Atelier COS

Atelier C.O.S. (2004) at Kunstverein Wolfsburg
© Chicks On Speed, courtesy the artists

The band Chicks On Speed (COS), which originally consisted of Melissa Logan, Alex Murray-Leslie, and Kiki Moorse, was founded in the mid-1990s, emerging from a circle connected with the Akademie der Bildenden Künste (Academy of Fine Arts) in Munich. One of the band’s earlier projects was the Seppi Bar, which served both as an occasional club and an exhibition and performance location. Here, well-known DJs such as Justus Köhncke could be found at the turntables. Although the band defied the prevalent work description and predominantly produced shows, performances, and multiple events, it also had an eclectic visual output (covers, clothing, video clips, posters, etc.). The history of the band began with the production of this kind of object. Before COS had produced a single recording they were already able to offer a wide range of merchandising products and films. The fake band soon became a real one.
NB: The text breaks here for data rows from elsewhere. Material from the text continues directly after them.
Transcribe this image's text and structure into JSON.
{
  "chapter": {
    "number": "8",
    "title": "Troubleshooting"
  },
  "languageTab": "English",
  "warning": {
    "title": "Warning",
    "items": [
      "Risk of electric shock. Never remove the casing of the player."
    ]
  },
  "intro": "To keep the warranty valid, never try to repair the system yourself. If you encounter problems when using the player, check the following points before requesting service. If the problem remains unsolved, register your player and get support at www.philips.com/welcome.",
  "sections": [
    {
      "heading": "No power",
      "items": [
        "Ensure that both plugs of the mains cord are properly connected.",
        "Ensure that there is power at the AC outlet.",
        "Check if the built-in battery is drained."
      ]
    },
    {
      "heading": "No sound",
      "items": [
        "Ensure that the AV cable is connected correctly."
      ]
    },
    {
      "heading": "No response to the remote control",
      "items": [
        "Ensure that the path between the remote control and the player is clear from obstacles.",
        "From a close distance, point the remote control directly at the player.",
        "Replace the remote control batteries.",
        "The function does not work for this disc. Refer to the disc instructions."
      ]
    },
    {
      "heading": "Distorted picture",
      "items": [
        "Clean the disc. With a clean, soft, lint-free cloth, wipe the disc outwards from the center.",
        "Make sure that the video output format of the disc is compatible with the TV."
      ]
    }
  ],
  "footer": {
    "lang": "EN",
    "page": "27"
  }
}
In order not to relinquish responsibility for production and distribution to outsiders, they founded their own label, Chicks on Speed Records, which mainly produced works by women and musicians with an artistic background.

Atelier COS (COS Studio; spring 2004) was the name of the first comprehensive installation by COS, in which the band looked back on its musical career and reassessed its media strategies for achieving stardom. The Atelier COS in Kunstverein Wolfsburg (Wolfsburg Art Association) was intended to function as an exhibition but also as a production site, performance venue, and salesroom. The space was divided up to accommodate different themes ranging from Fake Band to Class War. At the opening, several assistants helped to produce textiles (from tailoring to printing to the finished product)––on the one hand, because clothing plays an important role in the band’s merchandising and, on the other, because COS wanted to reproduce a sweatshop production line, as it were, in close proximity to the assembly-line work being carried out at the nearby Volkswagen plant. In Press the Press, a large-format mural made up of enlarged copies of articles about COS, the band commented on music journalism. Their female monsters, which hung in space, created a counterpoint to the traditional ideal of beauty. A stage garnished with material and text banners was set up as an additional exhibit in the center of the hall. The stage set consisted of a large-format painting by Daniel Richter, which also served as the record cover for the 12’’ single Wordy Rappinghood (2003). The band held a concert on this stage at a label night, which also saw Kevin Blechdom and Angie Reed perform. After the exhibition, Atelier COS moved to the Palais de Tokyo in Paris.